It is time for another major athletics event, this time the IAAF World Championships. We leave the campsite for the station in good time aka ridiculously early. Just at the point where we might have got lost we encounter a games runner clad in fetching pink, which is, for some unknown reason, the colour that has been chosen for the volunteers’ uniform. The hapless chap is now saddled with us he until gets to the stadium; we are working on the assumption that he knows where he is going. I have researched possible trains. In fact I have researched them twice as the results of the first attempt were recorded in a document that got lost in the bowels of the computer, only to be rediscovered after I had redone the list. We are to change trains at Lewisham or Greenwich. Or, as it turns out, not. We change at Woolwich Arsenal and the journey is a good 20 minutes shorter than my itinerary anticipated. Then there were the tickets. Fresh from my recent visit to London and anxious not to look like a yokel, I have instructed my companion in the use of his contactless cards in order to travel round London. I attempt this. It appears not to work. We pay for tickets at the ticket office instead. I then spend the day worrying that it may have worked after all and I will be racking up a massive bill as TFL will think I am permanently lost in the depths of London underground.
I would like to place on record that arriving at the stadium at 7.15am did not make us the first spectators on the premises. There were at least two others.
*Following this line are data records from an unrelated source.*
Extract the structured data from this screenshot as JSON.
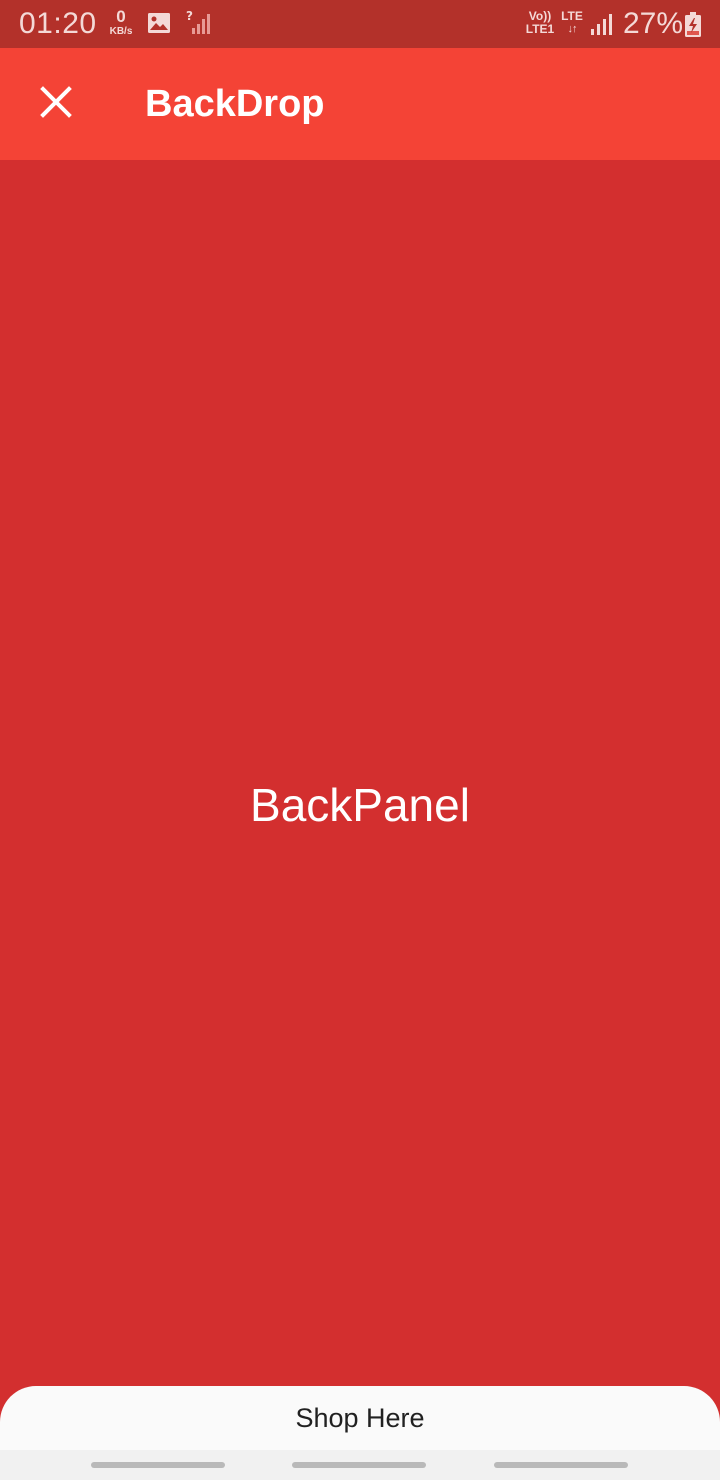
{
  "status_bar": {
    "time": "01:20",
    "speed_value": "0",
    "speed_unit": "KB/s",
    "volte_top": "Vo))",
    "volte_bottom": "LTE1",
    "network_type": "LTE",
    "network_arrows": "↓↑",
    "battery_percent": "27%",
    "icons": [
      "image-icon",
      "no-signal-icon",
      "signal-icon",
      "battery-charging-icon"
    ]
  },
  "app_bar": {
    "title": "BackDrop",
    "leading_icon": "close-icon",
    "background_color": "#f44336"
  },
  "back_panel": {
    "label": "BackPanel",
    "background_color": "#d32f2f"
  },
  "front_sheet": {
    "title": "Shop Here"
  }
}
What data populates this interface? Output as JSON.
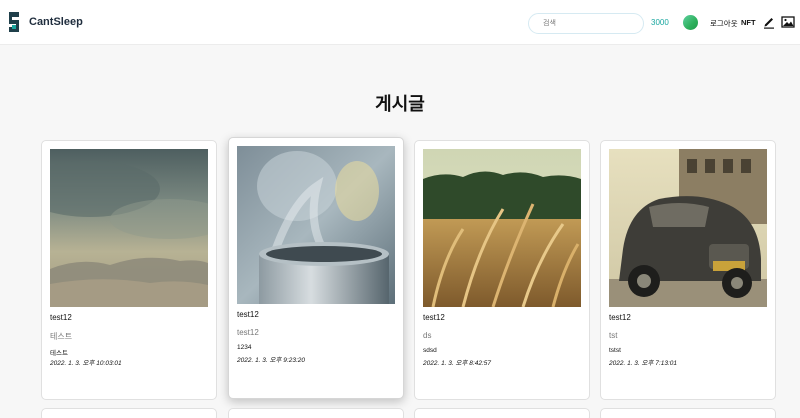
{
  "header": {
    "brand": "CantSleep",
    "search_placeholder": "검색",
    "credits": "3000",
    "logout_label": "로그아웃",
    "nft_label": "NFT"
  },
  "main": {
    "title": "게시글"
  },
  "posts": [
    {
      "author": "test12",
      "title": "테스트",
      "body": "테스트",
      "date": "2022. 1. 3. 오후 10:03:01",
      "image": "stormy-sky-landscape"
    },
    {
      "author": "test12",
      "title": "test12",
      "body": "1234",
      "date": "2022. 1. 3. 오후 9:23:20",
      "image": "steaming-pot"
    },
    {
      "author": "test12",
      "title": "ds",
      "body": "sdsd",
      "date": "2022. 1. 3. 오후 8:42:57",
      "image": "wheat-field"
    },
    {
      "author": "test12",
      "title": "tst",
      "body": "tstst",
      "date": "2022. 1. 3. 오후 7:13:01",
      "image": "vintage-car"
    }
  ],
  "colors": {
    "accent": "#1aa7a0",
    "brand": "#1f2d3d"
  }
}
The day officially starts at 10am, we can take our seats at 8.30am, so, no, not early at all. The grounds of the Queen Elizabeth Stadium are looking impressive with the planting that was done for the Olympics now mature.
Not being able to afford premium tickets, we are sat on the far side of the stadium from the home straight but none the less we have a reasonable view and are sat on the end of row 16. This turns out to be a BAD THING. It seems that all of the eighteen people who are sat on our right, between us on the aisle and a wall, have weak bladders, incessant desires for beer and sustenance, or both. We set a record for not having to get up to let someone past. Can we beat five minutes tomorrow? Obviously there are people who might require regular visits to the faciities but surely seeming healthy adults should be able to sit still for three hours and ensure that they equip themselves with necessary refreshments before hand. One guy even apologised for his weak bladder on his second trip past then return with his second pint of beer and a large coffee (both of which were for him), Needless to say, twenty minutes later……… and kebabs at 1045am? Really? In between the incessant getting up and down, we see qualifications for several field events including men’s shot put, women’s triple jump and women’s hammer, in which GB’s Sophie Hitchon qualified in third. On the track was the women’s 100metres, with all three GB girls qualifying, and 400metres and 800metres heats for the men. Sadly Martin Rooney lost out in the 400metres. The first two events of the heptathlon, hurdles and high jump, spread across most of the morning. Katarina Johnson-Thompson under performed in the high jump but Cuba’s Rodriguez got three personal bests and the Olympic champion Thiam also did well.
Much to my companion’s ’delight’ we get to do it all again tomorrow.